Prudence here – and no, I’m not touching this one. A UK‑Japan investment deal? Bilateral infrastructure and offshore wind money? That’s about as far from my lane as you can get without leaving the planet. I cover the IRS, the federal budget, regulatory capture in Washington – not whether Mitsubishi Estate is building office towers in London. And yes, I clocked the bit about the US‑Israel‑Iran war supposedly hitting the UK hardest of any advanced economy, which means London’s cutting these deals with a gun to its head – still not a US tax story, still not a federal spending story, still not my problem. Come back when there’s a sweetheart tax credit I can savage or a CBO score I can rip apart. Next.

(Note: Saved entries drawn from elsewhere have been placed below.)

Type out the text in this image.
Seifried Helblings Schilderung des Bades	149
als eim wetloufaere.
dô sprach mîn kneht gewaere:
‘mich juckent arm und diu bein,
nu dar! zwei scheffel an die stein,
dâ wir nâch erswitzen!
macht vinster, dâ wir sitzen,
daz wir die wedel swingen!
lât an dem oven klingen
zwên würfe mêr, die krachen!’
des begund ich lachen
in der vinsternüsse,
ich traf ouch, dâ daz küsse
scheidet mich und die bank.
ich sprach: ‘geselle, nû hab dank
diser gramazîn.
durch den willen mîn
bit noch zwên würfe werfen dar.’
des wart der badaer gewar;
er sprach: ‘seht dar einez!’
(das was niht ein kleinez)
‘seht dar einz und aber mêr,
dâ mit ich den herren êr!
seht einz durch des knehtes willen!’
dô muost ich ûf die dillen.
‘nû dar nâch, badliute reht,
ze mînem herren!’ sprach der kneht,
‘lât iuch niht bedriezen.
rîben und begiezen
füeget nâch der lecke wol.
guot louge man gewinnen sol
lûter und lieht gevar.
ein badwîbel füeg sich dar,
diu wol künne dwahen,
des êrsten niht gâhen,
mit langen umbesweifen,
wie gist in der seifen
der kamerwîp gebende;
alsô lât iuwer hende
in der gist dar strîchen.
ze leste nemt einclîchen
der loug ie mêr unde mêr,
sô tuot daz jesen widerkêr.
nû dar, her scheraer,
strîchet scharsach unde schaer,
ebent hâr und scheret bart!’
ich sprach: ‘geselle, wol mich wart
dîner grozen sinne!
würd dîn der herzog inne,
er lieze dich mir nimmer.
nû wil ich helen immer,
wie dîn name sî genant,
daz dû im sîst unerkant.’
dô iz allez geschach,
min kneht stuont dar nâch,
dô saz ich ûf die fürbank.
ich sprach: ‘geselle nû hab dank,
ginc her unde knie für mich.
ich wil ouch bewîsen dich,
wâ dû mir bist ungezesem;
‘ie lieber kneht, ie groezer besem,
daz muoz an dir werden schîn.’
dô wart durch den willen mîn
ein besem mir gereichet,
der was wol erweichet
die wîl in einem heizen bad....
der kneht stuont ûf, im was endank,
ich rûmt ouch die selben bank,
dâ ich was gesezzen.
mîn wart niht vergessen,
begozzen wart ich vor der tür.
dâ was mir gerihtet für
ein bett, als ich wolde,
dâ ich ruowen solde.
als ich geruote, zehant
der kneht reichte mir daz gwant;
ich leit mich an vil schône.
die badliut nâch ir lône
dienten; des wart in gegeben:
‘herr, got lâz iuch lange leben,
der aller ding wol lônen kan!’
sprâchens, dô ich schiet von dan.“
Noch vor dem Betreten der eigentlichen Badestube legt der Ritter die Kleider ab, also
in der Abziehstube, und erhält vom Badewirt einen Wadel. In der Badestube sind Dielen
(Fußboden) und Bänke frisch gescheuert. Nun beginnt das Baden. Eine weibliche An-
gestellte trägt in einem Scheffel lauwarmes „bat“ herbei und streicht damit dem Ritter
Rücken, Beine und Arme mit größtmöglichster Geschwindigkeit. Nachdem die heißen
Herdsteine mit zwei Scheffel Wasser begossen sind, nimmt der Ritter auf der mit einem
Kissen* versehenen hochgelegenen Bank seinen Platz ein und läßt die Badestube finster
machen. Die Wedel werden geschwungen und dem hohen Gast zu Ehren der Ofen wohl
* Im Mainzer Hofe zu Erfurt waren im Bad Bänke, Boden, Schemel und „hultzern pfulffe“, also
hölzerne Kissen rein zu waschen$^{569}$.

But the move Downing Street is making is the same one I see in the US every budget season: passing a handshake off as a balance sheet.

The announcement is £18 billion in Japanese investment, split between infrastructure and financial services and offshore wind, with tens of thousands of jobs attached to the headline. Downing Street described the meeting between Prime Minister Starmer and Prime Minister Takaichi as the start of “a new era of co‑operation.” The BBC’s own reporting notes, in the sentence that does the work, that “it is not clear how much of the investment listed by Downing Street represents new money or previously announced plans.” Even the announcement’s own phrasing splits the sum along a line the press release does not emphasise: “more than £9bn” for infrastructure and financial services – a floor – against “up to £9bn” for offshore wind, a ceiling. The fine print on the press release is the press release.

Three context numbers are available, and none of them is conjectural. The International Monetary Fund warned last month that the US‑Israel war with Iran will hit the United Kingdom hardest of the world’s advanced economies. The Bank of England has warned that it expects UK inflation to rise as a result of the same war, possibly reaching 6 per cent in its worst‑case scenario. And the UK economy, already struggling to generate growth, saw two ministers quit over the government’s own defence spending commitments just two days before the Japanese prime minister arrived at Downing Street for a handshake. The timing is not coincidental. A government that cannot hold its own spending line together arranged a photo opportunity with a non‑binding pledge and called it an investment deal.

The substantive operation is the one the publication’s catalog has documented across administrations and decades. A government facing an adverse economic forecast produces a large round number, attributes it to a foreign partner’s goodwill, and deploys the number as an offset against the forecast it cannot change. The number is not independently verifiable at the time of announcement. The number may represent existing commitments re‑announced as new, or aspirational pledges with no binding mechanism. The number is not a budget line; it is not a signed contract; it is not a parliamentary appropriation. It is a handshake.

The IMF’s warning is a binding constraint. The Bank of England’s inflation projection is a binding constraint. The payroll tax hikes and employer‑cost increases the government has already legislated – the measures the opposition identifies as a drag on hiring – are facts the Treasury cannot negotiate away at a photo opportunity. A handshake does not offset a payroll tax, and a memorandum of understanding does not compensate for a real‑terms wage cut. The civilian prime minister nodding beside the Japanese prime minister knows this. The translator knows this. The business leaders in the room know this. The reporters who inserted the one sentence about how much is genuinely new money know this.

One number is a non‑binding aspiration announced at a press conference. Another number is 6 per cent, projected by the institution legally required to target 2 per cent. One of these numbers will determine household budgets next year. The other will determine which photograph runs above the fold this week. A handshake does not send a child to school.